Eintauchen in die Gefühlswelt

SAARBURG. (pr) Biografiearbeit zählt zu den zentralen Möglichkeiten, mit dementen Menschen umzugehen. Die Abschlussklasse der Altenpflegeschule Saarburg beschäftigte sich intensiv mit dieser Thematik.

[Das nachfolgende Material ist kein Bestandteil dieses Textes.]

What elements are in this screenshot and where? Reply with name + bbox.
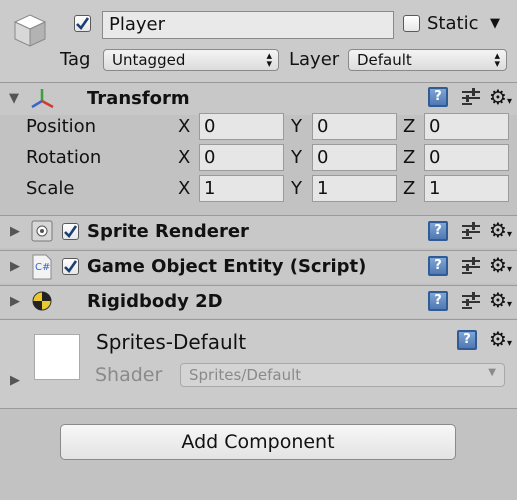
layer-dropdown[interactable]: Default ▴ ▾ — [348, 49, 507, 71]
tag-dropdown-value: Untagged — [112, 51, 186, 69]
foldout-collapsed-icon[interactable]: ▶ — [10, 259, 20, 274]
tag-label: Tag — [60, 49, 91, 70]
game-object-entity-title: Game Object Entity (Script) — [87, 256, 367, 277]
help-icon[interactable]: ? — [428, 87, 448, 107]
help-icon[interactable]: ? — [428, 221, 448, 241]
tag-dropdown[interactable]: Untagged ▴ ▾ — [103, 49, 279, 71]
rotation-y-label[interactable]: Y — [291, 147, 302, 168]
dropdown-arrows-icon: ▴ ▾ — [494, 49, 500, 70]
csharp-script-icon: C# — [30, 254, 54, 280]
position-y-label[interactable]: Y — [291, 116, 302, 137]
rotation-x-field[interactable]: 0 — [199, 144, 284, 171]
sprite-renderer-enabled-checkbox[interactable] — [62, 223, 79, 240]
scale-x-field[interactable]: 1 — [199, 175, 284, 202]
preset-sliders-icon[interactable] — [460, 221, 482, 241]
help-icon[interactable]: ? — [428, 291, 448, 311]
scale-z-label[interactable]: Z — [403, 178, 415, 199]
position-x-field[interactable]: 0 — [199, 113, 284, 140]
sprite-renderer-icon — [30, 219, 54, 243]
help-icon[interactable]: ? — [428, 256, 448, 276]
layer-label: Layer — [289, 49, 340, 70]
position-y-field[interactable]: 0 — [312, 113, 397, 140]
foldout-collapsed-icon[interactable]: ▶ — [10, 373, 20, 388]
static-dropdown-arrow-icon[interactable]: ▼ — [490, 16, 500, 31]
layer-dropdown-value: Default — [357, 51, 412, 69]
active-checkbox[interactable] — [74, 15, 91, 32]
preset-sliders-icon[interactable] — [460, 256, 482, 276]
material-name: Sprites-Default — [96, 330, 247, 354]
position-z-field[interactable]: 0 — [424, 113, 509, 140]
preset-sliders-icon[interactable] — [460, 87, 482, 107]
shader-dropdown-value: Sprites/Default — [189, 366, 302, 384]
rotation-x-label[interactable]: X — [178, 147, 190, 168]
shader-dropdown[interactable]: Sprites/Default ▼ — [180, 363, 505, 387]
rigidbody-2d-icon — [30, 289, 54, 313]
foldout-collapsed-icon[interactable]: ▶ — [10, 224, 20, 239]
rotation-label: Rotation — [26, 147, 102, 168]
position-z-label[interactable]: Z — [403, 116, 415, 137]
scale-x-label[interactable]: X — [178, 178, 190, 199]
rotation-y-field[interactable]: 0 — [312, 144, 397, 171]
position-x-label[interactable]: X — [178, 116, 190, 137]
transform-axes-icon — [30, 87, 56, 111]
foldout-expanded-icon[interactable]: ▼ — [9, 91, 19, 106]
rotation-z-field[interactable]: 0 — [424, 144, 509, 171]
shader-label: Shader — [95, 364, 163, 386]
help-icon[interactable]: ? — [457, 330, 477, 350]
rigidbody-2d-title: Rigidbody 2D — [87, 291, 223, 312]
chevron-down-icon: ▼ — [488, 367, 496, 378]
scale-y-label[interactable]: Y — [291, 178, 302, 199]
dropdown-arrows-icon: ▴ ▾ — [266, 49, 272, 70]
add-component-button[interactable]: Add Component — [60, 424, 456, 460]
divider — [0, 408, 517, 409]
position-label: Position — [26, 116, 97, 137]
name-input[interactable]: Player — [102, 11, 394, 39]
preset-sliders-icon[interactable] — [460, 291, 482, 311]
static-checkbox[interactable] — [403, 15, 420, 32]
transform-title: Transform — [87, 88, 190, 109]
game-object-entity-enabled-checkbox[interactable] — [62, 258, 79, 275]
gear-icon[interactable]: ⚙▾ — [489, 329, 512, 354]
material-preview[interactable] — [34, 334, 80, 380]
static-label: Static — [427, 13, 479, 34]
gear-icon[interactable]: ⚙▾ — [489, 220, 512, 245]
scale-y-field[interactable]: 1 — [312, 175, 397, 202]
gear-icon[interactable]: ⚙▾ — [489, 255, 512, 280]
scale-label: Scale — [26, 178, 75, 199]
sprite-renderer-title: Sprite Renderer — [87, 221, 249, 242]
foldout-collapsed-icon[interactable]: ▶ — [10, 294, 20, 309]
scale-z-field[interactable]: 1 — [424, 175, 509, 202]
rotation-z-label[interactable]: Z — [403, 147, 415, 168]
gameobject-cube-icon — [12, 12, 48, 48]
gear-icon[interactable]: ⚙▾ — [489, 290, 512, 315]
gear-icon[interactable]: ⚙▾ — [489, 87, 512, 112]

Biografiearbeit bedeutet Erinnerungspflege und Gedenken. Sie enthält im weitesten Sinne die kulturellen Gewohnheiten der älteren Menschen im ländlichen und städtischen Lebensbereich vergangener Zeit. Sie hilft, den Lebenslauf, die Gewohnheiten und damit das Verhalten der Dementen zu erfassen und zu verarbeiten. Puzzelteile aus der Lebensgeschichte werden gesammelt, zusammengesetzt, um das autobiografische Gedächtnis zu fördern und zu erhalten. Einher geht die Förderung der Identität und Persönlichkeit.Anknüpfen an verbliebene Fähigkeiten

Abteilungsleiter Hans-Joachim Schrodt: "Das Wissen um die Lebensbedingungen, Erinnerungen und Gewohnheiten ist von herausragender Bedeutung. Es gibt den Pflegenden die Möglichkeit, an verbliebene und vertraute Fähigkeiten der dementen Menschen anzuknüpfen und einen Zugang in ihre aktuelle Gefühlswelt zu finden." Zum Erstellen einer Biografiearbeit gehören, so Schrodt, auch das Wissen über geschichtliche, wirtschaftliche, kulturelle und gesellschaftliche Ereignisse aus dem Umfeld des verwirrten Menschen: Feiern bestimmter Feste, Tragen von Sonntags- und Festtagskleidern. Ein Beispiel: Der Landwirt Robert W. ist unruhig, neigt zum Weglaufen, zeigt verbale und körperliche Aggressionen. Gedanklich und emotional lässt sich der Pflegende auf die Lebensgeschichte ein, um seine Handlungen zu begreifen. Dabei stellt sich heraus: Die Weglauftendenz und die Unruhe könnten ihren Ursprung in einer wohl behüteten Kindheit haben, die der Patient sich zurücksehnt. Eine andere Erklärung könnte sein, dass Robert W. sich zum Militär zurücksehnt, weil er dort eine Respektsperson war und etwas zu sagen hatte. Dort hatte er seine Ordnung und wurde gebraucht. Er möchte, dass es so wieder wird. Auch Sorge um den verlassenen Hof, auf dem er fast sein ganzes Leben verbracht hat, die Arbeit und die zurück gelassene Schwester lassen ihn nicht zur Ruhe kommen. Schrodt vertieft: "Dieses Beispiel macht deutlich, dass Biografiearbeit hilft, den dementen Menschen mit seinen Erinnerungen zu verstehen und ihm Vertrauen und Sicherheit zu geben."Wertschätzung und genaues Beobachten

Dann geht er auf das aktive Zuhören ein: "Durch Wertschätzung, Einfühlungsvermögen und genaues Beobachten erhält der verwirrte Mensch ein Gefühl der Sicherheit und Geborgenheit in seiner aktuellen Gefühlswelt." Anhand der Ausstellung "Menschen mit Demenz" wurden nichtmedikamentöse Behandlungsformen der Verwirrtheit demonstriert. Da die Kommunikation mit Dementen überwiegend auf der Gefühlsebene erfolgt, werden Dinge zum Fühlen und Tasten, Riechen und Sehen gezeigt. Einen großen Raum nehmen alte Gegenstände ein, von den Schülern zusammen getragen, die den Dementen an alte Zeiten erinnern. Dieses Erinnern umfasst auch Tätigkeiten und das Erkennen von Zusammenhängen: Beim Betrachten einer alten Kaffeemühle erinnert sich der Demenz-Kranke daran, wo die Kaffeebohnen in die Mühle eingefüllt werden. Vielleicht gelingt ihm das Drehen der Mühle. Vielleicht fällt ihm ein, wie früher Kaffee aufgebrüht wurde. Vor allem werden ihm die Stimmung an der festlich gedeckten Tafel und möglicherweise damals empfundene Gefühle präsent werden.